Native bird numbers have reached new highs in the Department of Conservation's longest running bird monitoring project.
The Landsborough Valley on the West Coast has been a priority area for DOC predator control since 1998.
Recent counts of the mohua, or yellowhead, have reached over 500, up from 14 when monitoring began.
DOC principal scientist Colin O'Donnell leads the project and said there may now be more than 2000 mohua in the valley.
He said other native bird species in the area were also on the up, doubling the native bird life.
"[Those on] the increase include tuī, bellbird/korimako, brown creeper/pīpipi, rifleman/tītitipounamu, grey warbler/riroriro, fantail/pīwakawaka and yellow-crowned parakeet/kākāriki.
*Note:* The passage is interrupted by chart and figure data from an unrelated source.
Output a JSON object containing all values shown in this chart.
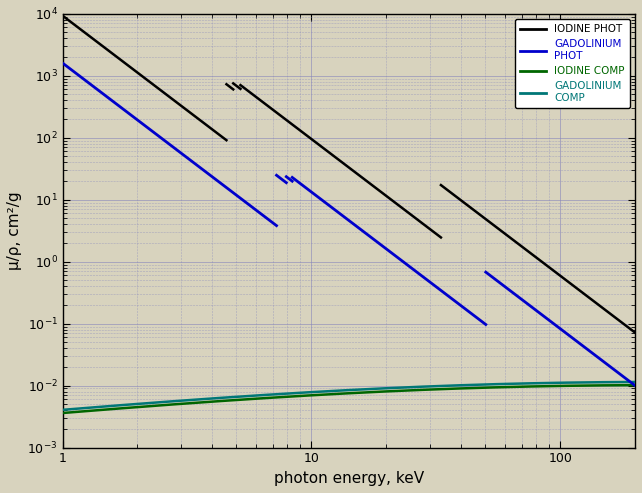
{
  "title": "",
  "xlabel": "photon energy, keV",
  "ylabel": "μ/ρ, cm²/g",
  "xlim": [
    1,
    200
  ],
  "ylim": [
    0.001,
    10000.0
  ],
  "bg_color": "#d8d3be",
  "legend_labels": [
    "IODINE PHOT",
    "GADOLINIUM\nPHOT",
    "IODINE COMP",
    "GADOLINIUM\nCOMP"
  ],
  "legend_colors": [
    "black",
    "#0000cc",
    "#006600",
    "#007777"
  ],
  "line_colors": {
    "iodine_phot": "black",
    "gad_phot": "#0000cc",
    "iodine_comp": "#006600",
    "gad_comp": "#007777"
  },
  "iodine_K_edge": 33.17,
  "iodine_L3_edge": 4.557,
  "iodine_L2_edge": 4.852,
  "iodine_L1_edge": 5.188,
  "gad_K_edge": 50.24,
  "gad_L3_edge": 7.243,
  "gad_L2_edge": 7.93,
  "gad_L1_edge": 8.376,
  "grid_color": "#8888bb",
  "grid_minor_color": "#aaaacc"
}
Counts for kākā, kea, tomtit/ngirungiru, wood pigeon/kererū, New Zealand falcon/kārearea and shining cuckoo/pīpīwharauroa have remained stable or are increasing at a very slow rate," O'Donnell explained.
"In contrast, introduced birds have declined, pushed out by their flourishing indigenous forest mates," he added.
Sustained predator control is behind the increase, with a system of ground traps and occasional aerial 1080 drops used to keep predator numbers low.
Each year in late spring, a team of three expert bird counters heads to the remote valley and spends several days doing bird counts at 175 stations evenly spaced in the beech forest.
"The Landsborough success shows us what's possible and what we can achieve by adapting this predator control recipe in other forests," O'Donnell said.